The Acadian Society of New Brunswick (SANB) is strongly denouncing the premier’s appointment of Kris Austin to a committee reviewing the province’s Official Languages Act.
The former People’s Alliance leader has been outspoken about merging the Anglo (Horizon) and Franco (Vitalité) regional health authorities, loosening language requirements for paramedics and eliminating the Official Languages Commissioner.
SANB president Alexandre Cédric Doucet feels the Higgs government leaves no ambiguity about its intentions on the subject of official languages.
“We have tried very hard to work in recent years, in the worst possible context, with a premier who does not understand the Official Languages Act,” explains Doucet.
“We have tried to build bridges and above all to avoid a crisis that would have served no purpose. By letting the wolf into the fold and giving it all the necessary nuisance power on a silver platter, Blaine Higgs’ Progressive Conservative Party is deliberately burning bridges with the Acadian community and with its own past.”
Kris Austin’s appointment to the Official Languages Act Review Committee is an affront to Francophones and Acadians in New Brunswick.
We have been waiting for this review for a year now.

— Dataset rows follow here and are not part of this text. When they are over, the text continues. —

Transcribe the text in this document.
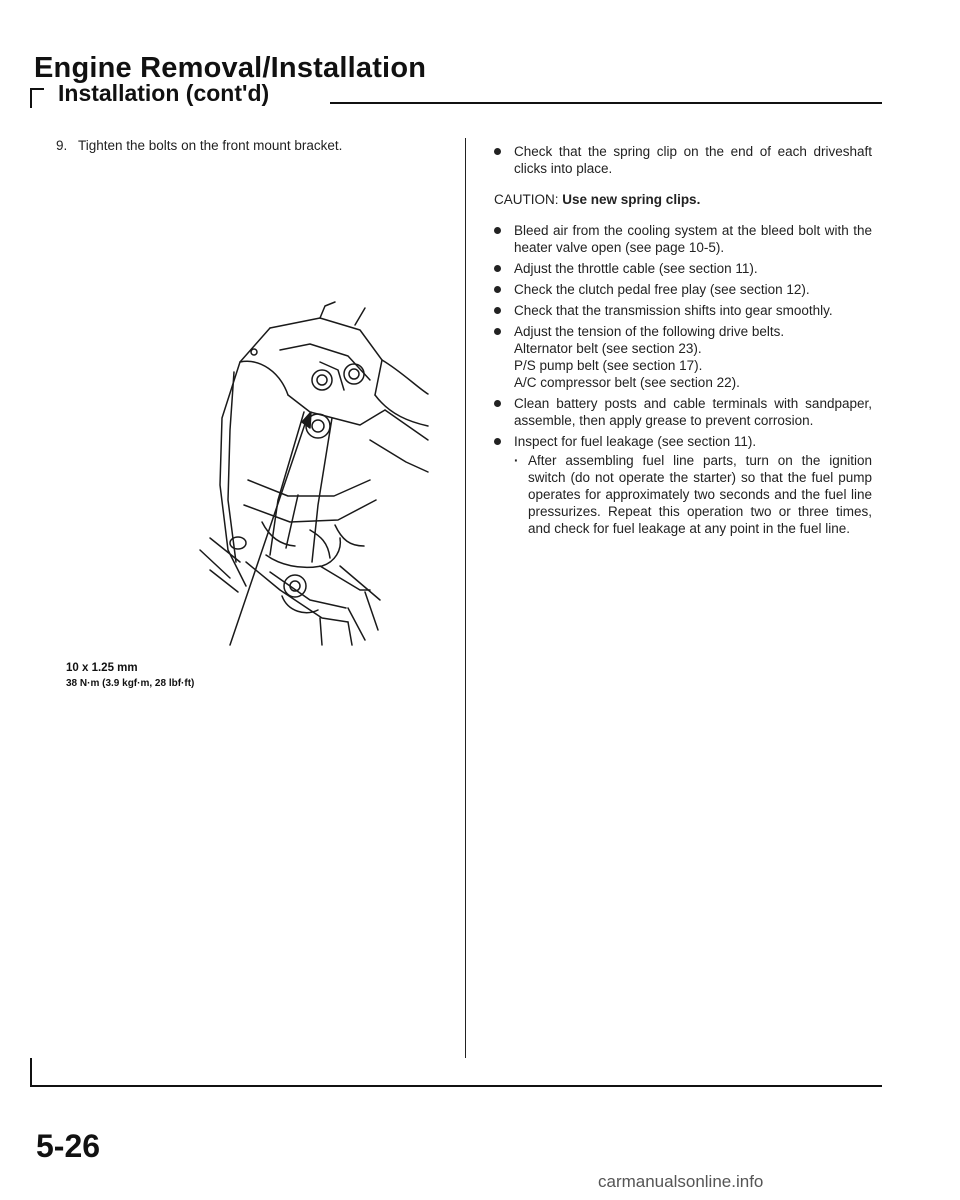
Engine Removal/Installation
Installation (cont'd)
9. Tighten the bolts on the front mount bracket.
10 x 1.25 mm
38 N·m (3.9 kgf·m, 28 lbf·ft)
Check that the spring clip on the end of each driveshaft clicks into place.
CAUTION: Use new spring clips.
Bleed air from the cooling system at the bleed bolt with the heater valve open (see page 10-5).
Adjust the throttle cable (see section 11).
Check the clutch pedal free play (see section 12).
Check that the transmission shifts into gear smoothly.
Adjust the tension of the following drive belts.
Alternator belt (see section 23).
P/S pump belt (see section 17).
A/C compressor belt (see section 22).
Clean battery posts and cable terminals with sandpaper, assemble, then apply grease to prevent corrosion.
Inspect for fuel leakage (see section 11).
· After assembling fuel line parts, turn on the ignition switch (do not operate the starter) so that the fuel pump operates for approximately two seconds and the fuel line pressurizes. Repeat this operation two or three times, and check for fuel leakage at any point in the fuel line.
5-26
carmanualsonline.info
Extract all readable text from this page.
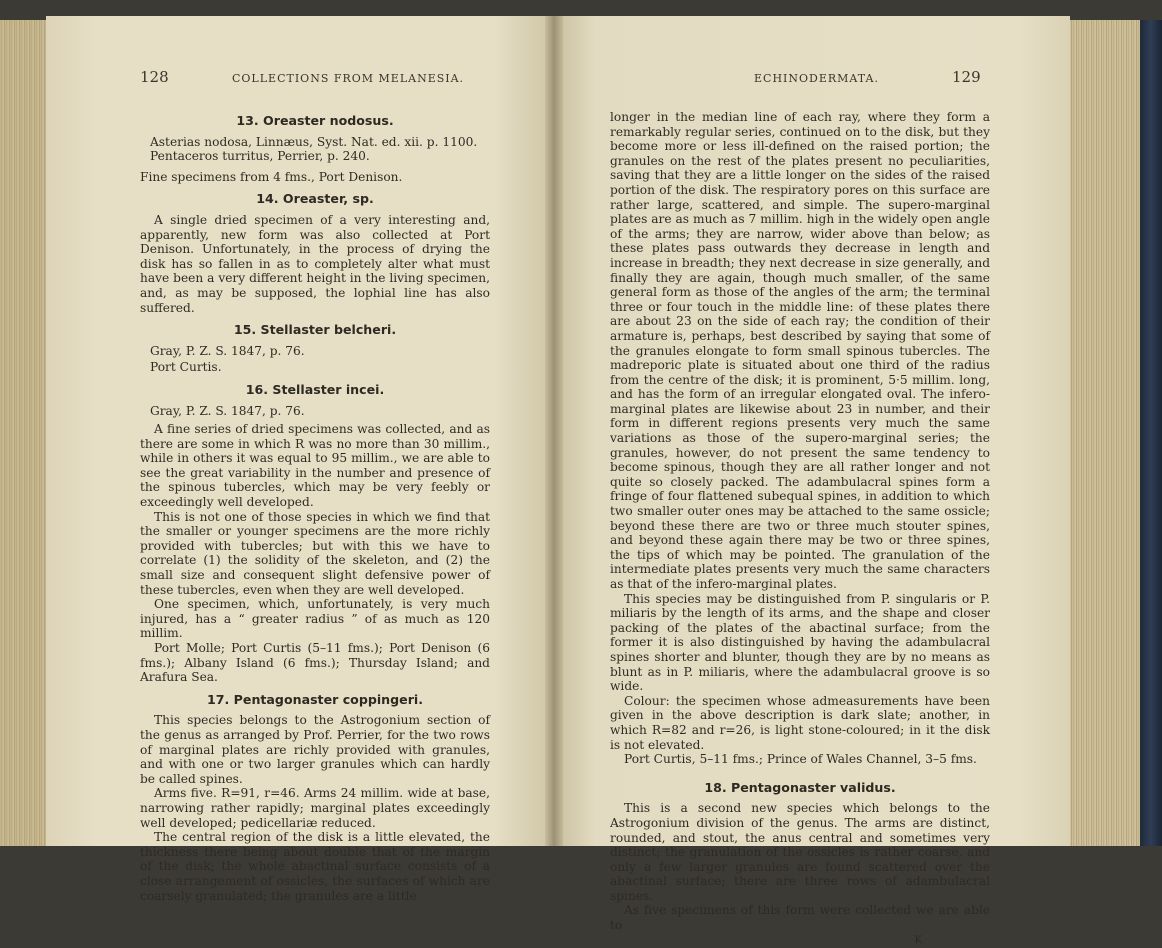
128	COLLECTIONS FROM MELANESIA.	ECHINODERMATA.	129
13. Oreaster nodosus.

Asterias nodosa, Linnæus, Syst. Nat. ed. xii. p. 1100.

Pentaceros turritus, Perrier, p. 240.

Fine specimens from 4 fms., Port Denison.

14. Oreaster, sp.

A single dried specimen of a very interesting and, apparently, new form was also collected at Port Denison. Unfortunately, in the process of drying the disk has so fallen in as to completely alter what must have been a very different height in the living specimen, and, as may be supposed, the lophial line has also suffered.

15. Stellaster belcheri.

Gray, P. Z. S. 1847, p. 76.

Port Curtis.

16. Stellaster incei.

Gray, P. Z. S. 1847, p. 76.

A fine series of dried specimens was collected, and as there are some in which R was no more than 30 millim., while in others it was equal to 95 millim., we are able to see the great variability in the number and presence of the spinous tubercles, which may be very feebly or exceedingly well developed.

This is not one of those species in which we find that the smaller or younger specimens are the more richly provided with tubercles; but with this we have to correlate (1) the solidity of the skeleton, and (2) the small size and consequent slight defensive power of these tubercles, even when they are well developed.

One specimen, which, unfortunately, is very much injured, has a “ greater radius ” of as much as 120 millim.

Port Molle; Port Curtis (5–11 fms.); Port Denison (6 fms.); Albany Island (6 fms.); Thursday Island; and Arafura Sea.

17. Pentagonaster coppingeri.

This species belongs to the Astrogonium section of the genus as arranged by Prof. Perrier, for the two rows of marginal plates are richly provided with granules, and with one or two larger granules which can hardly be called spines.

Arms five. R=91, r=46. Arms 24 millim. wide at base, narrowing rather rapidly; marginal plates exceedingly well developed; pedicellariæ reduced.

The central region of the disk is a little elevated, the thickness there being about double that of the margin of the disk; the whole abactinal surface consists of a close arrangement of ossicles, the surfaces of which are coarsely granulated; the granules are a little

longer in the median line of each ray, where they form a remarkably regular series, continued on to the disk, but they become more or less ill-defined on the raised portion; the granules on the rest of the plates present no peculiarities, saving that they are a little longer on the sides of the raised portion of the disk. The respiratory pores on this surface are rather large, scattered, and simple. The supero-marginal plates are as much as 7 millim. high in the widely open angle of the arms; they are narrow, wider above than below; as these plates pass outwards they decrease in length and increase in breadth; they next decrease in size generally, and finally they are again, though much smaller, of the same general form as those of the angles of the arm; the terminal three or four touch in the middle line: of these plates there are about 23 on the side of each ray; the condition of their armature is, perhaps, best described by saying that some of the granules elongate to form small spinous tubercles. The madreporic plate is situated about one third of the radius from the centre of the disk; it is prominent, 5·5 millim. long, and has the form of an irregular elongated oval. The infero-marginal plates are likewise about 23 in number, and their form in different regions presents very much the same variations as those of the supero-marginal series; the granules, however, do not present the same tendency to become spinous, though they are all rather longer and not quite so closely packed. The adambulacral spines form a fringe of four flattened subequal spines, in addition to which two smaller outer ones may be attached to the same ossicle; beyond these there are two or three much stouter spines, and beyond these again there may be two or three spines, the tips of which may be pointed. The granulation of the intermediate plates presents very much the same characters as that of the infero-marginal plates.

This species may be distinguished from P. singularis or P. miliaris by the length of its arms, and the shape and closer packing of the plates of the abactinal surface; from the former it is also distinguished by having the adambulacral spines shorter and blunter, though they are by no means as blunt as in P. miliaris, where the adambulacral groove is so wide.

Colour: the specimen whose admeasurements have been given in the above description is dark slate; another, in which R=82 and r=26, is light stone-coloured; in it the disk is not elevated.

Port Curtis, 5–11 fms.; Prince of Wales Channel, 3–5 fms.

18. Pentagonaster validus.

This is a second new species which belongs to the Astrogonium division of the genus. The arms are distinct, rounded, and stout, the anus central and sometimes very distinct; the granulation of the ossicles is rather coarse, and only a few larger granules are found scattered over the abactinal surface; there are three rows of adambulacral spines.

As five specimens of this form were collected we are able to

K
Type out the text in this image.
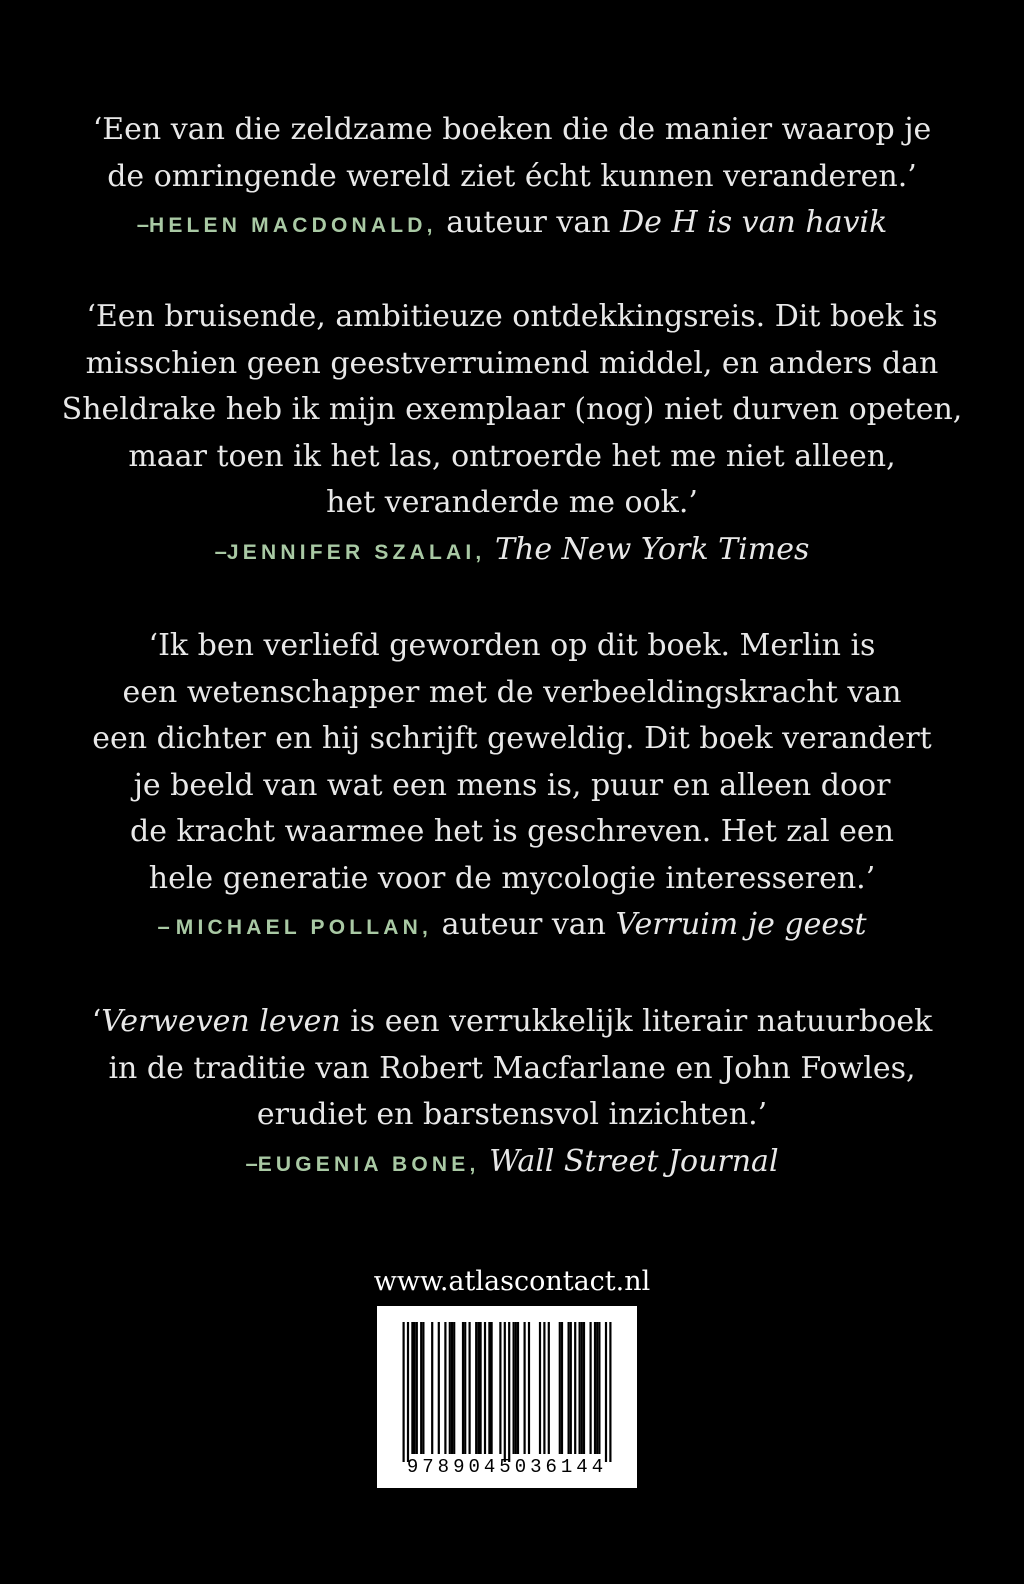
‘Een van die zeldzame boeken die de manier waarop je
de omringende wereld ziet écht kunnen veranderen.’
–HELEN MACDONALD, auteur van De H is van havik
‘Een bruisende, ambitieuze ontdekkingsreis. Dit boek is
misschien geen geestverruimend middel, en anders dan
Sheldrake heb ik mijn exemplaar (nog) niet durven opeten,
maar toen ik het las, ontroerde het me niet alleen,
het veranderde me ook.’
–JENNIFER SZALAI, The New York Times
‘Ik ben verliefd geworden op dit boek. Merlin is
een wetenschapper met de verbeeldingskracht van
een dichter en hij schrijft geweldig. Dit boek verandert
je beeld van wat een mens is, puur en alleen door
de kracht waarmee het is geschreven. Het zal een
hele generatie voor de mycologie interesseren.’
– MICHAEL POLLAN, auteur van Verruim je geest
‘Verweven leven is een verrukkelijk literair natuurboek
in de traditie van Robert Macfarlane en John Fowles,
erudiet en barstensvol inzichten.’
–EUGENIA BONE, Wall Street Journal
www.atlascontact.nl
9789045036144
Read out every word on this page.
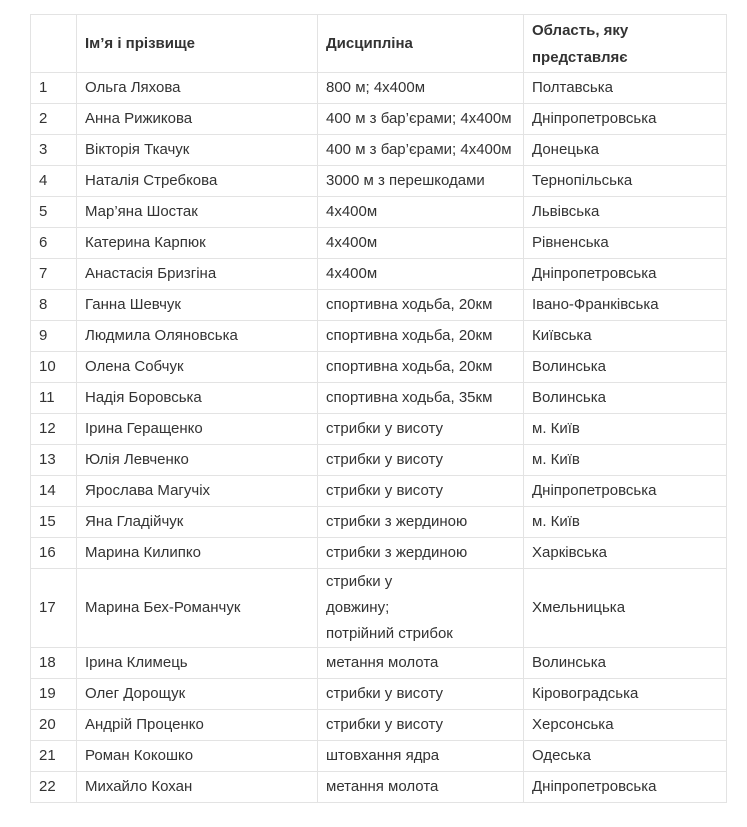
	Ім’я і прізвище	Дисципліна	Область, яку представляє
1	Ольга Ляхова	800 м; 4х400м	Полтавська
2	Анна Рижикова	400 м з бар’єрами; 4х400м	Дніпропетровська
3	Вікторія Ткачук	400 м з бар’єрами; 4х400м	Донецька
4	Наталія Стребкова	3000 м з перешкодами	Тернопільська
5	Мар’яна Шостак	4х400м	Львівська
6	Катерина Карпюк	4х400м	Рівненська
7	Анастасія Бризгіна	4х400м	Дніпропетровська
8	Ганна Шевчук	спортивна ходьба, 20км	Івано-Франківська
9	Людмила Оляновська	спортивна ходьба, 20км	Київська
10	Олена Собчук	спортивна ходьба, 20км	Волинська
11	Надія Боровська	спортивна ходьба, 35км	Волинська
12	Ірина Геращенко	стрибки у висоту	м. Київ
13	Юлія Левченко	стрибки у висоту	м. Київ
14	Ярослава Магучіх	стрибки у висоту	Дніпропетровська
15	Яна Гладійчук	стрибки з жердиною	м. Київ
16	Марина Килипко	стрибки з жердиною	Харківська
17	Марина Бех-Романчук	стрибки у
довжину;
потрійний стрибок	Хмельницька
18	Ірина Климець	метання молота	Волинська
19	Олег Дорощук	стрибки у висоту	Кіровоградська
20	Андрій Проценко	стрибки у висоту	Херсонська
21	Роман Кокошко	штовхання ядра	Одеська
22	Михайло Кохан	метання молота	Дніпропетровська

This appointment sends a clear message — bilingualism is not a priority for Premier Higgs.
— Ginette Petitpas Taylor (@GinettePT) November 4, 2022
Doucet noted even the late Leonard Jones – the former anti-Francophone mayor of Moncton – would not have gone that far.
“There was a time when the province’s Progressive Conservatives represented a legitimate option for the political aspirations of Francophones. But history will remember the name of Blaine Higgs as the one who buried this once fruitful relationship,” added Doucet.
Higgs told the media at the provincial legislature on Friday that ten MLA’s are sitting on the committee including two Francophones, Réjean Savoie and Daniel Allain, which he said will create balance.